The gmxapi project provides interfaces for managing and extending molecular dynamics simulation workflows.
In this repository, a Python package provides the gmx
module for high-level interaction with GROMACS.
gmx.core
provides Python bindings to the gmxapi
C++ GROMACS external API.
The project is hosted on GitHub and includes
the gmxapi
repository along with supporting respositories.
The gromacs-gmxapi
repository includes a modified version of GROMACS that
supports the latest gmxapi
features not yet available through an official GROMACS distribution.
A sample repository illustrates
how to implement a GROMACS plugin that applies restrained-ensemble forces
to a loosely-coupled ensemble of simulation trajectories.
The whole thing is driven at the highest level by a simple Python interface.
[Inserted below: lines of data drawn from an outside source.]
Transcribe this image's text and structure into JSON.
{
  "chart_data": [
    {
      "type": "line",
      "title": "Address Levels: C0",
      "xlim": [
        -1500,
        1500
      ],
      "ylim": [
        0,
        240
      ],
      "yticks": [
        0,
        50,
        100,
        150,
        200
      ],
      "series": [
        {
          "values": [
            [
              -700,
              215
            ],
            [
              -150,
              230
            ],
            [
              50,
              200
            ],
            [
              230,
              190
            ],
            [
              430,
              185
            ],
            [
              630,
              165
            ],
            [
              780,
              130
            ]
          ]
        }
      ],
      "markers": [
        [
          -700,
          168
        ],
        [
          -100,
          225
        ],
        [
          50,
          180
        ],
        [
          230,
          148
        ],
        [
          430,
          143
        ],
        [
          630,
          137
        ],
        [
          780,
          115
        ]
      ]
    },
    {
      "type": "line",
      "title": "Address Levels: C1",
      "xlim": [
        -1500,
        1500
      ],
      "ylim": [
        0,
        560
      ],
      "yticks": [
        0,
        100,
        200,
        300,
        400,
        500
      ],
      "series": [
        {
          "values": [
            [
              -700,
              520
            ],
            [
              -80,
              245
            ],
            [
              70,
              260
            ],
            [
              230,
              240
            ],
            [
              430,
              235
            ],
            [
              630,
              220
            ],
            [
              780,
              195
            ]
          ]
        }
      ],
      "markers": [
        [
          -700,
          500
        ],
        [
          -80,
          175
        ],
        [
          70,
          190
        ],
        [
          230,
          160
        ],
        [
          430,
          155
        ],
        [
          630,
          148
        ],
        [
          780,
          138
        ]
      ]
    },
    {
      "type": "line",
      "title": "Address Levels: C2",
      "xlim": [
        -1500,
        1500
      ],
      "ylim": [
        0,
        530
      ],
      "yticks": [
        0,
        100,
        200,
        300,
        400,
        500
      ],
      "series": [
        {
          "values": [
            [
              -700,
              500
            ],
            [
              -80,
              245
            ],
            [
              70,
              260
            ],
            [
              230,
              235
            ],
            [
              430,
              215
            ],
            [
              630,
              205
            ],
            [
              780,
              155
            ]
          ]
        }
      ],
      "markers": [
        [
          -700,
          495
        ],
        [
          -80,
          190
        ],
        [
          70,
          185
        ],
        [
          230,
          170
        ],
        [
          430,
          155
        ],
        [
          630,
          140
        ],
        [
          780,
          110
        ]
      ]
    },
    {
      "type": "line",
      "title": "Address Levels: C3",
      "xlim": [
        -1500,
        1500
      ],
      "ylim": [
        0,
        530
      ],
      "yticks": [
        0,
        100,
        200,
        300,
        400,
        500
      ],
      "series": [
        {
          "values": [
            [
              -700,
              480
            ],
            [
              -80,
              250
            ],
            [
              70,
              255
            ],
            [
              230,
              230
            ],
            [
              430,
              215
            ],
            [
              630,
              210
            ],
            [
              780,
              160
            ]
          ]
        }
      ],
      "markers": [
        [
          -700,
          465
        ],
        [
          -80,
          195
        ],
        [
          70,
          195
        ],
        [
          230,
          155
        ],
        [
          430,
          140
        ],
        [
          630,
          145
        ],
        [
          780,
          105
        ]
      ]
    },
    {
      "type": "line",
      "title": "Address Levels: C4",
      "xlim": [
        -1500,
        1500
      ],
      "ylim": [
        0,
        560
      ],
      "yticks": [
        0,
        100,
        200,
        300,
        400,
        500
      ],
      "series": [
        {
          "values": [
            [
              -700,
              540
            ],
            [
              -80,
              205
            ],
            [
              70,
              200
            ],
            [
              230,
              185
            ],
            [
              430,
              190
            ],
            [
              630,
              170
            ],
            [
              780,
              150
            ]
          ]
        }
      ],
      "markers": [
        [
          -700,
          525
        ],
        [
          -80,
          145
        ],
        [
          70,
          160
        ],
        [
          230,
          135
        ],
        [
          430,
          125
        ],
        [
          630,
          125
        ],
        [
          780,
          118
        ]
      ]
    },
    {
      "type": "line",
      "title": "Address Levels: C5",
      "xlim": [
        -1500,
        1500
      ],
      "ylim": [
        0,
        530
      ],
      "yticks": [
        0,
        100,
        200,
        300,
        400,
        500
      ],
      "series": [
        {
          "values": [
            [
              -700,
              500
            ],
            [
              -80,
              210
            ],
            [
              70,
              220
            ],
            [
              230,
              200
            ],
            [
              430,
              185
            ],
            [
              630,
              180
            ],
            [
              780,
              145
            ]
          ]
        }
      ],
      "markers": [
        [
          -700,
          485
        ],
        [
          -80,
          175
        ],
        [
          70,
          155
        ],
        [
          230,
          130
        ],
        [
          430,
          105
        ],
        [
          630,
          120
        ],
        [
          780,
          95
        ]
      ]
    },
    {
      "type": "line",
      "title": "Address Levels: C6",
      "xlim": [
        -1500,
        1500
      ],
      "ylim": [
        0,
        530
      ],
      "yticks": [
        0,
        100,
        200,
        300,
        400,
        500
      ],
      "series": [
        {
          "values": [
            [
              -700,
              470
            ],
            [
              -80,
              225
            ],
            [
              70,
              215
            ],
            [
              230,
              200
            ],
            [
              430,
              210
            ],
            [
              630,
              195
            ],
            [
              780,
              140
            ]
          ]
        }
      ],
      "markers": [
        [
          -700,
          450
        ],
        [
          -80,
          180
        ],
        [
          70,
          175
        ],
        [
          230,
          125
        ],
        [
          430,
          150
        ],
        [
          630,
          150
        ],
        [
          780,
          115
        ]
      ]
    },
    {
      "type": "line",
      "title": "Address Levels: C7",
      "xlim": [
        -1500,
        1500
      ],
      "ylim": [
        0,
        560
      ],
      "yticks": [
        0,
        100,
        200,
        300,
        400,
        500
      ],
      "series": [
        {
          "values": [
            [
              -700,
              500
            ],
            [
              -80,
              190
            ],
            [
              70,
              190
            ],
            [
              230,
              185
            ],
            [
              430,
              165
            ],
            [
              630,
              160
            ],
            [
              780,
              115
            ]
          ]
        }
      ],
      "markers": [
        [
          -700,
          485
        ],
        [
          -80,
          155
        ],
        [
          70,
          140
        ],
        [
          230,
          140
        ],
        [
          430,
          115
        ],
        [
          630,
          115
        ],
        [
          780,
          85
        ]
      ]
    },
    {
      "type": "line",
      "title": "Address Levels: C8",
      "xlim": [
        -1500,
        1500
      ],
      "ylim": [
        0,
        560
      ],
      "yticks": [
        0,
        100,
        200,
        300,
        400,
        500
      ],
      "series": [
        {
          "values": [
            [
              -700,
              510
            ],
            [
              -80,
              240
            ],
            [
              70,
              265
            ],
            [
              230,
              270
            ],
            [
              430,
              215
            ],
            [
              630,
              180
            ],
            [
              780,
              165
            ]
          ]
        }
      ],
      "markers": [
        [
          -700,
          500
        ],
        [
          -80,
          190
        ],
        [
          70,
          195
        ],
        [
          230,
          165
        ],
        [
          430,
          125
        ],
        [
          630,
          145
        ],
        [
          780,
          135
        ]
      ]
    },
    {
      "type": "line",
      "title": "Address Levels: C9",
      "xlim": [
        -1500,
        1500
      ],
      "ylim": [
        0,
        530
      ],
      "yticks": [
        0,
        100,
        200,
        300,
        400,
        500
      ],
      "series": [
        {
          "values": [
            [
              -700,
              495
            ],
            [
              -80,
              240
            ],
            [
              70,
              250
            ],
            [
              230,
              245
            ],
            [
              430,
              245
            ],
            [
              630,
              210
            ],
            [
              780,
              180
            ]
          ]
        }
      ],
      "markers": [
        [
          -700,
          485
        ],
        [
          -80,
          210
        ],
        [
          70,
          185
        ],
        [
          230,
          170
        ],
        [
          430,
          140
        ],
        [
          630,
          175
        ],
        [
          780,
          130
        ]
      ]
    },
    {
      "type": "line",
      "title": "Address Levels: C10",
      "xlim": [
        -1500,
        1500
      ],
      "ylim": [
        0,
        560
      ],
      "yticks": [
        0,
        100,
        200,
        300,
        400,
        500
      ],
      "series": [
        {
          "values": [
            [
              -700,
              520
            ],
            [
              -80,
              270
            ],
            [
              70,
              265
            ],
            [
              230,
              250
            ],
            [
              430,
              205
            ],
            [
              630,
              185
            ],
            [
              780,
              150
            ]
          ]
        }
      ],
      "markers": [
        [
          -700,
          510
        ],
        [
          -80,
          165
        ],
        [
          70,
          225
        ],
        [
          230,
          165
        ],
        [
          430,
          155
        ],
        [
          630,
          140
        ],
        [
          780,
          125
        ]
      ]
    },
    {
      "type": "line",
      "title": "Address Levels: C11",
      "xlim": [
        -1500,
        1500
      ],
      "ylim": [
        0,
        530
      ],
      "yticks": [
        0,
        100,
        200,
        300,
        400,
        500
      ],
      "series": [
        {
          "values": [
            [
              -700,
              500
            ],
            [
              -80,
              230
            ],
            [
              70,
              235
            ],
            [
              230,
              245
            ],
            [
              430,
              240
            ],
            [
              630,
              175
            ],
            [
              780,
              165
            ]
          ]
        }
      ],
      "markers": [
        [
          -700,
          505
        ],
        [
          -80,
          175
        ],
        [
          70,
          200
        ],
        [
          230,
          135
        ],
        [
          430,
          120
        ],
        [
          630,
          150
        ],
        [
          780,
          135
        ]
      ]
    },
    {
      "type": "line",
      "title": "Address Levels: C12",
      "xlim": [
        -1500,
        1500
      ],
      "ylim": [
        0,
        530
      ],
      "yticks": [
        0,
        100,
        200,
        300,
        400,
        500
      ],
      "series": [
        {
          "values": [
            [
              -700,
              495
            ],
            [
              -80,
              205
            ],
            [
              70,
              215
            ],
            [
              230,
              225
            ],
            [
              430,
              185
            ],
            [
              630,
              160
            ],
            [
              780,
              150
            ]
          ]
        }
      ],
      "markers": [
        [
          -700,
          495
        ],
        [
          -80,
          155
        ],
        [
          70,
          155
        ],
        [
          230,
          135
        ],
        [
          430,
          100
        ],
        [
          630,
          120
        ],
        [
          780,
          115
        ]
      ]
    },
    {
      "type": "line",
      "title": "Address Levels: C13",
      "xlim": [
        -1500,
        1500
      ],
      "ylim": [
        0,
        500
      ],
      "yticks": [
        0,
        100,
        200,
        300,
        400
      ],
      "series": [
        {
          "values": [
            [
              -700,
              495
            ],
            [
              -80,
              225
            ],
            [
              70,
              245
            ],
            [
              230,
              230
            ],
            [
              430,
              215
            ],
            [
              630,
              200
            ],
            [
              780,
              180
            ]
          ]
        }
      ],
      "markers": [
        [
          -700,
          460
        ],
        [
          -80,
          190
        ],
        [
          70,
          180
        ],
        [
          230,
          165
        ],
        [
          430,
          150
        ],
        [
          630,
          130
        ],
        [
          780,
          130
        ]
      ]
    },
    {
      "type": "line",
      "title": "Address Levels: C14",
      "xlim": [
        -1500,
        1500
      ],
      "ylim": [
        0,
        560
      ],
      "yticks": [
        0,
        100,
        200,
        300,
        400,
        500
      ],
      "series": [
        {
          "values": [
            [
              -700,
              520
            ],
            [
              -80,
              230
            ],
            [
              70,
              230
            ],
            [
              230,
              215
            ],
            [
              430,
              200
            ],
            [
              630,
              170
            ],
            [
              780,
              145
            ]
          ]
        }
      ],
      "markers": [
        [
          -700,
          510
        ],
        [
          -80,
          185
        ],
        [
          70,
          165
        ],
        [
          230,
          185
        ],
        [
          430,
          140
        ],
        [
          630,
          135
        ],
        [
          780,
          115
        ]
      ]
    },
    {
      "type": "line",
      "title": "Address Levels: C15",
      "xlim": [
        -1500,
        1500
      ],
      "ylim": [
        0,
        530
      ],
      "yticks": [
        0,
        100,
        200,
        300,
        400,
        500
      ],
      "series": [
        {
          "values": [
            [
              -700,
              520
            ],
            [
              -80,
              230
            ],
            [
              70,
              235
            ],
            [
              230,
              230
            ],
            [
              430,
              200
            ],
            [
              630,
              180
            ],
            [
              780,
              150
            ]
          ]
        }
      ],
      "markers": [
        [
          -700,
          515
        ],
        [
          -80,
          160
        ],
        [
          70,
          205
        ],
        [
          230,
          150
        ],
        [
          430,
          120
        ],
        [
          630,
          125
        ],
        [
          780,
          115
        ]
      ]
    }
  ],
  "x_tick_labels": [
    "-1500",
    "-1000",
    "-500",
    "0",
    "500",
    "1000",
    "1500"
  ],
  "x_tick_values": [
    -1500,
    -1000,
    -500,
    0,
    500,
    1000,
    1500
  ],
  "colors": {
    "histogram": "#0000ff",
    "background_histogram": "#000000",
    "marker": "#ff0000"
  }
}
See the latest gmxapi documentation at http://gmxapi.readthedocs.io/en/latest/
Irrgang, M. E., Hays, J. M., & Kasson, P. M. gmxapi: a high-level interface for advanced control and extension of molecular dynamics simulations. Bioinformatics 2018. DOI: 10.1093/bioinformatics/bty484
Note: automated documentation generation may not be up to date for development branch.
To run a simulation as you would with the gmx
command-line tool, a gmxapi
Python script would look simply like the following.
import gmx
md = gmx.workflow.from_tpr('myTPRfile.tpr')
gmx.run(md)
With a plugin, such as the sample ensemble-restraint, you can
run a coupled ensemble of simulations that collectively refine a bias potential.
Assuming tpr_list
is a Python list of input files defining the ensemble, and
params
is a Python dictionary of keyword arguments,
import gmx
import myplugin
md = gmx.workflow.from_tpr(tpr_list)
potential = gmx.workflow.WorkElement(
namespace="myplugin",
operation="ensemble_restraint",
depends=[],
params=params)
potential.name = "ensemble_restraint_1"
md.add_dependency(potential)
gmx.run(md)
Currently, given an MPI environment, gmxapi would run the above workflow on a
number of nodes equal to the length of the tpr_list
array, parallelizing each
simulation across a single node, periodically sharing data via MPI calls across
the ensemble.
gmxapi is just entering beta, so many more features and more flexibility are to come. Feel free to make suggestions or describe your own priorities and research needs in the issue tracking system.
A compatible version of GROMACS must either be already installed or may be installed
as part of package installation. See gromacs-gmxapi
We recommend installing gmxapi in a Python virtual environment. See docs/install.rst for details or refer to the online user documentation.